Deploy
Library inference needs no GPU. Library training needs a GPU once per skill. Six deployment targets, pick the one that matches the scenario.
1. vast.ai (cheapest)
$0.08–$0.15 / hr· Cost-sensitive benchmarks, ad-hoc GPU rentals
./packaging/scripts/vast_run.sh tests ./packaging/scripts/vast_run.sh bench3 ./packaging/scripts/vast_run.sh humaneval Qwen/Qwen3.5-1.5B lib.json
Our April 18 2026 verification run: $0.16 total cost.
2. Modal (zero ops)
$0.60–$3.75 / hr· CI jobs, serverless-style fire-and-forget
pip install modal && modal setup modal run packaging/modal_run.py::run_bench3 modal run packaging/modal_run.py::run_humaneval --model X --library Y
3. RunPod (spot pricing)
$0.20–$1.60 / hr· Long training sweeps, enterprise support
Provision a pod, SSH in, run the standard scripts:
git clone <mirror>/nCPU pip install torch transformers datasets pytest pytest tests/self_optimizing/ -q
4. Local Apple Silicon
$0· Day-to-day development, MPS profiling
python3 -m pytest tests/self_optimizing/ -q python3 -m demos.npcot_scale_practicality python3 -m benchmarks.benchmark_npcot_library --device mps
5. Serverless (library inference only)
$0 (cold) → tiny· Production API, GPU-free autoscaling
The 475 KB standalone binary ships as a Lambda custom runtime. Cold start ~1 ms, warm consult ~4 ns.
6. Browser (WASM)
$0 client-side· Private-by-default inference, offline tools
import init, { NpcotRuntime } from './npcot_wasm.js'
await init()
const lib = await fetch('/library.json').then(r => r.text())

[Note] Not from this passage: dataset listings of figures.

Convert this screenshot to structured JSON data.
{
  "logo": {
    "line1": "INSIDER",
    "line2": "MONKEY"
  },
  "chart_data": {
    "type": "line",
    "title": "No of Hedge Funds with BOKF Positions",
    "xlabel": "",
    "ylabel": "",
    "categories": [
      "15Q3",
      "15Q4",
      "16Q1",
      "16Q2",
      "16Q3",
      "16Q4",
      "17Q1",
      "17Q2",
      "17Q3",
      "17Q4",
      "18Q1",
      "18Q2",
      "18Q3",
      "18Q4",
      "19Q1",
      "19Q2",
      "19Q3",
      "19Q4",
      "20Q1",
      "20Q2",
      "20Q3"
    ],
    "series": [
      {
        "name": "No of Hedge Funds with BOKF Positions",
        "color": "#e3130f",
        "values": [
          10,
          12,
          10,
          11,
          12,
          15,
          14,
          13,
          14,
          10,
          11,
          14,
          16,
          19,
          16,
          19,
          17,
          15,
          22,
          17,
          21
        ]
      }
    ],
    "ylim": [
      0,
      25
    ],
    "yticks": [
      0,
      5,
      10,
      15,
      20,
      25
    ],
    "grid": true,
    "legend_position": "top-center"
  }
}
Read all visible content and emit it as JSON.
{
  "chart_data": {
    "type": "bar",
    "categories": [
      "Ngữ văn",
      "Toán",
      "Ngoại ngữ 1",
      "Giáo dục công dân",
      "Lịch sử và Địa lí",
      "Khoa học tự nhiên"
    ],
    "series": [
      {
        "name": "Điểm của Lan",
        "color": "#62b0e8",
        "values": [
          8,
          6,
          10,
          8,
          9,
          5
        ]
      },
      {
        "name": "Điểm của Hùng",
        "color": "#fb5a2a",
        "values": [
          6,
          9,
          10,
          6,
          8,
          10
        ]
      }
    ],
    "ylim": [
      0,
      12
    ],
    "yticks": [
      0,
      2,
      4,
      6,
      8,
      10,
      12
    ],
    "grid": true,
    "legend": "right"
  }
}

const rt = new NpcotRuntime(lib)
rt.consult(hidden, array, length)The 130 KB WASM binary loads faster than most page analytics scripts.
Decision matrix
| Scenario | Pick |
|---|---|
| Day-to-day Mac dev | Option 4 local |
| One-off benchmark, tight budget | Option 1 vast.ai |
| CI / automated GPU validation | Option 2 Modal |
| Long training sweep | Option 3 RunPod |
| Production library-inference API | Option 5 serverless |
| Ship to end users' browsers | Option 6 WASM |